Behold, I will bring evil upon this place. — God is absolute in threatening, because resolute in punishing.

Verse 17

Because they have forsaken me, and have burned incense unto other gods, that they might provoke me to anger with all the works of their hands; therefore my wrath shall be kindled against this place, and shall not be quenched.

Because they have forsaken me. — The reformation they make being but feigned and forced: as appeared by their revolt to idolatry and blood-guiltiness, presently after good Josiah’s death. 2 Kings 24:3

Verse 18

But to the king of Judah which sent you to enquire of the LORD, thus shall ye say to him, Thus saith the LORD God of Israel, [As touching] the words which thou hast heard;

But to the king of Judah. — Here she giveth him his just title, whom before she had called "man." 2 Kings 22:15 Piety is no enemy to civility.

Verse 19

Because thine heart was tender, and thou hast humbled thyself before the LORD, when thou heardest what I spake against this place, and against the inhabitants thereof, that they should become a desolation and a curse, and hast rent thy clothes, and wept before me; I also have heard [thee], saith the LORD.
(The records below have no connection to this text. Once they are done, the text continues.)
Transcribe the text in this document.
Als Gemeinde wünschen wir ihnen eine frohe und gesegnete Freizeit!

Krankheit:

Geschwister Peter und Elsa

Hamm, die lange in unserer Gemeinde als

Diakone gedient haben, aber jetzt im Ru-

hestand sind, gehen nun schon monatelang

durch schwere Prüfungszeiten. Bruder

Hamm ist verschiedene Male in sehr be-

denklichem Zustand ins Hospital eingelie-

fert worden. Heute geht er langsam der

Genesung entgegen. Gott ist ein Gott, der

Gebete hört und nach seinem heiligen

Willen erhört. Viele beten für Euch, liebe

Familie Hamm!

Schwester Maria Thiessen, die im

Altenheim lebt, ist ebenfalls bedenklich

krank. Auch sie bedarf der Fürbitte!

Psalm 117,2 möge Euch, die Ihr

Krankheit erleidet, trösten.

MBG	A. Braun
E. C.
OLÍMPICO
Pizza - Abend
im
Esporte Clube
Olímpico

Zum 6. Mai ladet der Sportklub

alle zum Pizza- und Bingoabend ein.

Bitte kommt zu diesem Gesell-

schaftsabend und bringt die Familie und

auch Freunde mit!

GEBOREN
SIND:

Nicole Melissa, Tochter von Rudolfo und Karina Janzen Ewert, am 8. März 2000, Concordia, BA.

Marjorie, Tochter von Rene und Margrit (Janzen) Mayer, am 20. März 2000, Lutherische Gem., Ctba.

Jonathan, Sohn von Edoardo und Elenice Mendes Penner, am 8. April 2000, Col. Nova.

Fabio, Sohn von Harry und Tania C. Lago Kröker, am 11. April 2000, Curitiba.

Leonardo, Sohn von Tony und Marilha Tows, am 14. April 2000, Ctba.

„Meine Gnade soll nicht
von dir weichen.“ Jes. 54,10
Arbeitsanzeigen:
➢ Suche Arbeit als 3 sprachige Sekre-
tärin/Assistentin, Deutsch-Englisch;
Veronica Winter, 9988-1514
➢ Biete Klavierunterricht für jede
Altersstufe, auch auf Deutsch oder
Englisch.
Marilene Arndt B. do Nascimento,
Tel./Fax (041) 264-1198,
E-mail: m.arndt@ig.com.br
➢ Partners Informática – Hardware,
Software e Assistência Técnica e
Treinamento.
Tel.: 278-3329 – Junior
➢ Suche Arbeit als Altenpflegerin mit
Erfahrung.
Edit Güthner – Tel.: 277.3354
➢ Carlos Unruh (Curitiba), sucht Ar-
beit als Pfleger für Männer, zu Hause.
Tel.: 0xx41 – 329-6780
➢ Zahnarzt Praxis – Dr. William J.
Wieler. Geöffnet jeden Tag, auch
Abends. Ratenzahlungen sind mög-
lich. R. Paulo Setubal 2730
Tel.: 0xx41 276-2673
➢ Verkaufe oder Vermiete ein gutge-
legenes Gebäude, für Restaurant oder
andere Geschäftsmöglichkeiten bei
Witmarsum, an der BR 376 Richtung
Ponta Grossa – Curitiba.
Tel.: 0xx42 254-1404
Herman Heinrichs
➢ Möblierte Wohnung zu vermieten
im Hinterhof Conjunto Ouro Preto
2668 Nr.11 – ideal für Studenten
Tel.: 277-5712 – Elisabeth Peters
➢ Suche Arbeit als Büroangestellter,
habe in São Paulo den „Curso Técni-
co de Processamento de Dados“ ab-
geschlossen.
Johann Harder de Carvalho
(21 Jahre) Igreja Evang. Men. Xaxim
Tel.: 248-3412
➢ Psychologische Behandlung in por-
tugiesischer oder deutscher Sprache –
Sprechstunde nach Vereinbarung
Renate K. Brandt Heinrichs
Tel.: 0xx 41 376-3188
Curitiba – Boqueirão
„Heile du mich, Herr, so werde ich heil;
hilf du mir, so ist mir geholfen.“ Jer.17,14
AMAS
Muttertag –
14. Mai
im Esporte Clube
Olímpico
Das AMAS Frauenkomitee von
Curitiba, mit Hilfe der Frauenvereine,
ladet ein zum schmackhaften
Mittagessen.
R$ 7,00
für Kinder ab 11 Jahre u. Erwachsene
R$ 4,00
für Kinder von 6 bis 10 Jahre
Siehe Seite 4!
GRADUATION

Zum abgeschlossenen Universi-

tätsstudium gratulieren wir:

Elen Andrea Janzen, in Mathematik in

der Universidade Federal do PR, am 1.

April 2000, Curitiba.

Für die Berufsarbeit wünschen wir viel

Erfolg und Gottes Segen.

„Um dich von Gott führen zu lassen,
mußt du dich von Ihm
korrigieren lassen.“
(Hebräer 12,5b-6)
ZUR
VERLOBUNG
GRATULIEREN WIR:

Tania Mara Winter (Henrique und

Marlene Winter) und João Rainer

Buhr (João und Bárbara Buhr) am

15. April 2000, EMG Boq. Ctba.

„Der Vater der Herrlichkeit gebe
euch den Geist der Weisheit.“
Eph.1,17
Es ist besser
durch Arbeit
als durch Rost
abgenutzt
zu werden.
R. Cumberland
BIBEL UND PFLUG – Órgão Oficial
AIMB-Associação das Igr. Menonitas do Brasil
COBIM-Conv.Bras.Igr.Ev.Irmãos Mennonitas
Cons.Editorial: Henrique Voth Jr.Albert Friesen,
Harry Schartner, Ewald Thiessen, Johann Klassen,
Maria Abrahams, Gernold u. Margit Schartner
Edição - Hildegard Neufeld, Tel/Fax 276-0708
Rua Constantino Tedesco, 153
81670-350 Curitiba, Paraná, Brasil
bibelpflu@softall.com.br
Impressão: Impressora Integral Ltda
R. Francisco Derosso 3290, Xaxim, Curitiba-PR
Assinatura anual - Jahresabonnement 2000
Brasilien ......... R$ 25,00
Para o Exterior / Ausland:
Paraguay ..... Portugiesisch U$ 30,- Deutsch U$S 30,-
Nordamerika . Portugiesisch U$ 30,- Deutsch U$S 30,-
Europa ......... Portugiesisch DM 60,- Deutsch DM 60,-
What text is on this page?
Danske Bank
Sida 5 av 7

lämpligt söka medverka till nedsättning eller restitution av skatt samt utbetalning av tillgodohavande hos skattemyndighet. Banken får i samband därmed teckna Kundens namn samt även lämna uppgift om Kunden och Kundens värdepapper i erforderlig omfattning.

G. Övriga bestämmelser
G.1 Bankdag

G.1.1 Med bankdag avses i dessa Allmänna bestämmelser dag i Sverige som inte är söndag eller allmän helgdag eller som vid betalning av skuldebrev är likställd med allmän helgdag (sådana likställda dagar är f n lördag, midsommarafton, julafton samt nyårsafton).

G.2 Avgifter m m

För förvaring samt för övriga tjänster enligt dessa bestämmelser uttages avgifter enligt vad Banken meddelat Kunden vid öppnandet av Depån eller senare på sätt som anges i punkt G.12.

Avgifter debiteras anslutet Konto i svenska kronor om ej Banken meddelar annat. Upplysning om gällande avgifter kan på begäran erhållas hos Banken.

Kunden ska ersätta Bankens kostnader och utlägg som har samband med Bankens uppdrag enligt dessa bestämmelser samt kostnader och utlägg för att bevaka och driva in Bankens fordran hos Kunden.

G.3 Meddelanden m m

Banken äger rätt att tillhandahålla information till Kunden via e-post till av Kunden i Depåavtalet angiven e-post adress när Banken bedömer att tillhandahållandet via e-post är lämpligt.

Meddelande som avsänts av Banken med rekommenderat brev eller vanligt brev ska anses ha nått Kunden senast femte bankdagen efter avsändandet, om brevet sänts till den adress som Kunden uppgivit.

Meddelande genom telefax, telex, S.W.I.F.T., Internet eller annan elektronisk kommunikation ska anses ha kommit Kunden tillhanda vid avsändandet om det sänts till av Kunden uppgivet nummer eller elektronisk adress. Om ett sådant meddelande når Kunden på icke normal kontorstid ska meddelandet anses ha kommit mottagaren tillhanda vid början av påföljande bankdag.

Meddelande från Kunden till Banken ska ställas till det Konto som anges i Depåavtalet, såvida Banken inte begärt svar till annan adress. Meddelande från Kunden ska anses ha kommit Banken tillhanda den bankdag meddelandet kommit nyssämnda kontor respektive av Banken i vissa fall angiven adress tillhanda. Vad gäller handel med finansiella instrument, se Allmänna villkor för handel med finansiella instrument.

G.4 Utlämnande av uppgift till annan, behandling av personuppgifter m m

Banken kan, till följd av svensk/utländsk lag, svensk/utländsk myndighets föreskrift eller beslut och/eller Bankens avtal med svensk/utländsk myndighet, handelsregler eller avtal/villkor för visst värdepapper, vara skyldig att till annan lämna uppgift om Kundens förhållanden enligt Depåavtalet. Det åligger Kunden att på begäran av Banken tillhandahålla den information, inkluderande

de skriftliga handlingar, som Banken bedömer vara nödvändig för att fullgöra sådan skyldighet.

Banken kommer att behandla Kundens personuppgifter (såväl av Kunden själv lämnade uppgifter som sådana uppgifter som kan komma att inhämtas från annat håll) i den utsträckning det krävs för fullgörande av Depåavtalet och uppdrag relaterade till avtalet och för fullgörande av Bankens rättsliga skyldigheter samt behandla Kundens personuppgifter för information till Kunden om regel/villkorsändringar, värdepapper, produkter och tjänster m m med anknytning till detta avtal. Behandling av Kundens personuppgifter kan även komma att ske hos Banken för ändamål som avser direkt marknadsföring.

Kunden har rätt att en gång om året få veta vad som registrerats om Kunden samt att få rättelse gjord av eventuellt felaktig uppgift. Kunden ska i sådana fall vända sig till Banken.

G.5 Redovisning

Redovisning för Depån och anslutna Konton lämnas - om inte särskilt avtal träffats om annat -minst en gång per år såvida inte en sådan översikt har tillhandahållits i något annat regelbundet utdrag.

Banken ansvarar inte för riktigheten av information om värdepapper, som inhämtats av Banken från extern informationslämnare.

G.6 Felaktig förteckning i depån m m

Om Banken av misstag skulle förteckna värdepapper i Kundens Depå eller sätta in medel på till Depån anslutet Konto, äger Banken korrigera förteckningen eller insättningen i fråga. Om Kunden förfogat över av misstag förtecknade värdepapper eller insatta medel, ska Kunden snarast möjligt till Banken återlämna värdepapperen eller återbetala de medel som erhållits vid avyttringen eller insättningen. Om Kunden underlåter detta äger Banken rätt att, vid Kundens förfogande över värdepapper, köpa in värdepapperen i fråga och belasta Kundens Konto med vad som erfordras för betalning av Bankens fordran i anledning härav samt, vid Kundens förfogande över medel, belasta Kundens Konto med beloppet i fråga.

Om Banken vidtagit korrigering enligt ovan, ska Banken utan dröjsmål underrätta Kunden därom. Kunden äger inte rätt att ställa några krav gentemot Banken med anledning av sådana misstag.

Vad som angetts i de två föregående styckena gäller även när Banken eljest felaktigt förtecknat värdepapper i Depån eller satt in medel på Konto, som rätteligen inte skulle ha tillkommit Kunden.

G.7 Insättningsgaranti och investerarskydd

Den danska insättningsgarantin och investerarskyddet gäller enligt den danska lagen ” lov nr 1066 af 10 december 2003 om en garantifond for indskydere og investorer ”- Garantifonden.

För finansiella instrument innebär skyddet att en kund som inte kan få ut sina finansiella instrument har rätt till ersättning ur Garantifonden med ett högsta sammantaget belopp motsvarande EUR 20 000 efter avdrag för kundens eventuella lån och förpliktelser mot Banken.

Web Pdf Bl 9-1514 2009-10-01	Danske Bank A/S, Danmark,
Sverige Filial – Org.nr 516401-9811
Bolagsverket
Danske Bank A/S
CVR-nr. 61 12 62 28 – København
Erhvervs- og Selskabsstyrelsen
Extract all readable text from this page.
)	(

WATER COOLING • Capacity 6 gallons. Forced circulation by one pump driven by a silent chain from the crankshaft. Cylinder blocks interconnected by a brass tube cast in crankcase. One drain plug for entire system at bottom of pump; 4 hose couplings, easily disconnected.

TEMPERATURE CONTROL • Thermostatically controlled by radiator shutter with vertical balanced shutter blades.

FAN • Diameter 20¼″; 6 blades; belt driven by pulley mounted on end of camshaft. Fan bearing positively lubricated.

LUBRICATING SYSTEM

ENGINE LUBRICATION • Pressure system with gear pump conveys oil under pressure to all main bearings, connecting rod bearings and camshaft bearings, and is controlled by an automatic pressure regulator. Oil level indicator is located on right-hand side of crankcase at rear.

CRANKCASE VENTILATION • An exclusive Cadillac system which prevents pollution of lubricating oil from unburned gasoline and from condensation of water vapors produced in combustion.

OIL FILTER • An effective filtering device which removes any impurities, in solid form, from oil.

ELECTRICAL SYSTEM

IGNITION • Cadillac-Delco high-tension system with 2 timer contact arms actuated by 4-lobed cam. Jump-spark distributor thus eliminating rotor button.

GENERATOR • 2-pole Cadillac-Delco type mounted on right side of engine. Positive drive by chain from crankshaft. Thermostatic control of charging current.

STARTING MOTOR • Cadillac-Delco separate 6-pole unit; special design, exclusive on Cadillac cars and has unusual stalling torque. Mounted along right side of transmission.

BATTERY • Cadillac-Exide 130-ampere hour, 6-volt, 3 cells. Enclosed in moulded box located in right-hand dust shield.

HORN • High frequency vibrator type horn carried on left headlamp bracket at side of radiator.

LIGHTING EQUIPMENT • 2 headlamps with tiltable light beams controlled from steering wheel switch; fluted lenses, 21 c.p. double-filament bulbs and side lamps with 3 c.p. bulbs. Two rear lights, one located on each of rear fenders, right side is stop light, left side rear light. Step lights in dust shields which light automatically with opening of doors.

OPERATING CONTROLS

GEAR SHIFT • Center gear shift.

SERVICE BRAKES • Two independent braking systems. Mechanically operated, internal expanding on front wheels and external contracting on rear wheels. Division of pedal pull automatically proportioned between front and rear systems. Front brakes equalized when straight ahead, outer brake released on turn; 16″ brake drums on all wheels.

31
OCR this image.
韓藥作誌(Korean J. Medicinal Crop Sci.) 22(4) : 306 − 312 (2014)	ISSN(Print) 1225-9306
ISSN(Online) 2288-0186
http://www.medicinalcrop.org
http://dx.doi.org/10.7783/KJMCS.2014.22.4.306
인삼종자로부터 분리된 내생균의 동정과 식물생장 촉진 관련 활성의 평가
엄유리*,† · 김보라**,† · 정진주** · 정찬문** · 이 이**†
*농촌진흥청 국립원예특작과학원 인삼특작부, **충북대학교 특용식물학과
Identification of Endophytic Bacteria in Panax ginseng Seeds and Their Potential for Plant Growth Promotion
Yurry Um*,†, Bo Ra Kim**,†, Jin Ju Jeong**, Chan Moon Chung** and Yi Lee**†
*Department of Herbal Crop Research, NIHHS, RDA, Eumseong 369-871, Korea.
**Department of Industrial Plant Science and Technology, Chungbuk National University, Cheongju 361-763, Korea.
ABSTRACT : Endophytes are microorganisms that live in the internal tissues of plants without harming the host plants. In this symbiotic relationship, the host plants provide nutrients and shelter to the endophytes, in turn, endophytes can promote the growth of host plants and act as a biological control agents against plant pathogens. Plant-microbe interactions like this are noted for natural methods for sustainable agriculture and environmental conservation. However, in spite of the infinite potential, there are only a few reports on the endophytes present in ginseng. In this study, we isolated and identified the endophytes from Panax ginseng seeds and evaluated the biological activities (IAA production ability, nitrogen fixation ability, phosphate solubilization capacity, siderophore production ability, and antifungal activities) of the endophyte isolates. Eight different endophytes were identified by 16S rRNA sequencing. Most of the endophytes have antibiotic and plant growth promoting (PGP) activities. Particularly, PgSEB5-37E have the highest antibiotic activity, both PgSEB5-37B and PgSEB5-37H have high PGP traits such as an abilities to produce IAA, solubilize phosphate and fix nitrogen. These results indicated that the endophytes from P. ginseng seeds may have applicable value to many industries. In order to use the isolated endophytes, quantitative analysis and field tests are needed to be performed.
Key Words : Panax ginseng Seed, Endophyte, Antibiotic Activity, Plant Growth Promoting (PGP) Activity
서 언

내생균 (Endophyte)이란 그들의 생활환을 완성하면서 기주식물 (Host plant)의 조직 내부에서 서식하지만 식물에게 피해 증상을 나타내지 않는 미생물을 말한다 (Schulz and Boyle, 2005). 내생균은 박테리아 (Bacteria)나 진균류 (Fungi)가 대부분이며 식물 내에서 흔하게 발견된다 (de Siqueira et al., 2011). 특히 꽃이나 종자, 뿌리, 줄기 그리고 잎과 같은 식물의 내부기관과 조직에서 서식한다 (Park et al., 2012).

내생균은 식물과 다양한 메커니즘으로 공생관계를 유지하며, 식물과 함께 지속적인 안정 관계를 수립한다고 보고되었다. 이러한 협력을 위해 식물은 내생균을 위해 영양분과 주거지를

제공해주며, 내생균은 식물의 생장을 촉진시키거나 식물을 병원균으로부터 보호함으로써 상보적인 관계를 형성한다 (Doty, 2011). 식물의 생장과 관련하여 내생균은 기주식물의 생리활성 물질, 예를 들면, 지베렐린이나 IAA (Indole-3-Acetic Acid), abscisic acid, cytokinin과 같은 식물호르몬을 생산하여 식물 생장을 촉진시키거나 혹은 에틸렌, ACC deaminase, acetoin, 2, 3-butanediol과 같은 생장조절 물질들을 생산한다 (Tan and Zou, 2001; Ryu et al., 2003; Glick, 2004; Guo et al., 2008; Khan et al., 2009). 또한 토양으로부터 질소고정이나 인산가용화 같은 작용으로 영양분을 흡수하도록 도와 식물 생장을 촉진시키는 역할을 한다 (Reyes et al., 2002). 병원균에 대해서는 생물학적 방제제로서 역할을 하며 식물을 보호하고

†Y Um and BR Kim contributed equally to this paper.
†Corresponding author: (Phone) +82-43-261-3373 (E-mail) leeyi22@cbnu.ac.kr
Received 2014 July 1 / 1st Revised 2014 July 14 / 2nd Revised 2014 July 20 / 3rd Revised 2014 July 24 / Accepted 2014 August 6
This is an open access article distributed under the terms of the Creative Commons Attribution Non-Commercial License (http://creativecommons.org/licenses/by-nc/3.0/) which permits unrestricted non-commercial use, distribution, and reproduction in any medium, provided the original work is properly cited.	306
Because thine heart was tender. — How happy a thing is it, saith a reverend man, to be a reed unto God’s judgments, rather than an oak! The meek and gentle reed stoops, and therefore stands. The oak stands stiffly out against the strongest gust, and therefore is turned up by the roots.

Verse 20

Behold therefore, I will gather thee unto thy fathers, and thou shalt be gathered into thy grave in peace; and thine eyes shall not see all the evil which I will bring upon this place. And they brought the king word again.

And thou shalt be gathered unto thy grave in peace. — And yet he died in battle; but (1.) He died before the general deluge of desolation on the land: and so the next words expound these: "And thine eyes shall not see all the evil that I will bring upon this place." So he died "in peace," comparatively with a worse state of life; Isaiah 57:1 or, (2.) He was gathered to the spirits of his fathers who enjoyed peace; or, (3.) He died in God’s favour, though by the hand of an enemy. His weeping and humiliation had altered the very nature of trouble, and made war to be peace to him. Hereupon one crieth out, Oh, the safe condition of God’s children, whom very pain easeth, whom death reviveth, whom dissolution uniteth, whom, lastly, their sin and temptation glorifieth!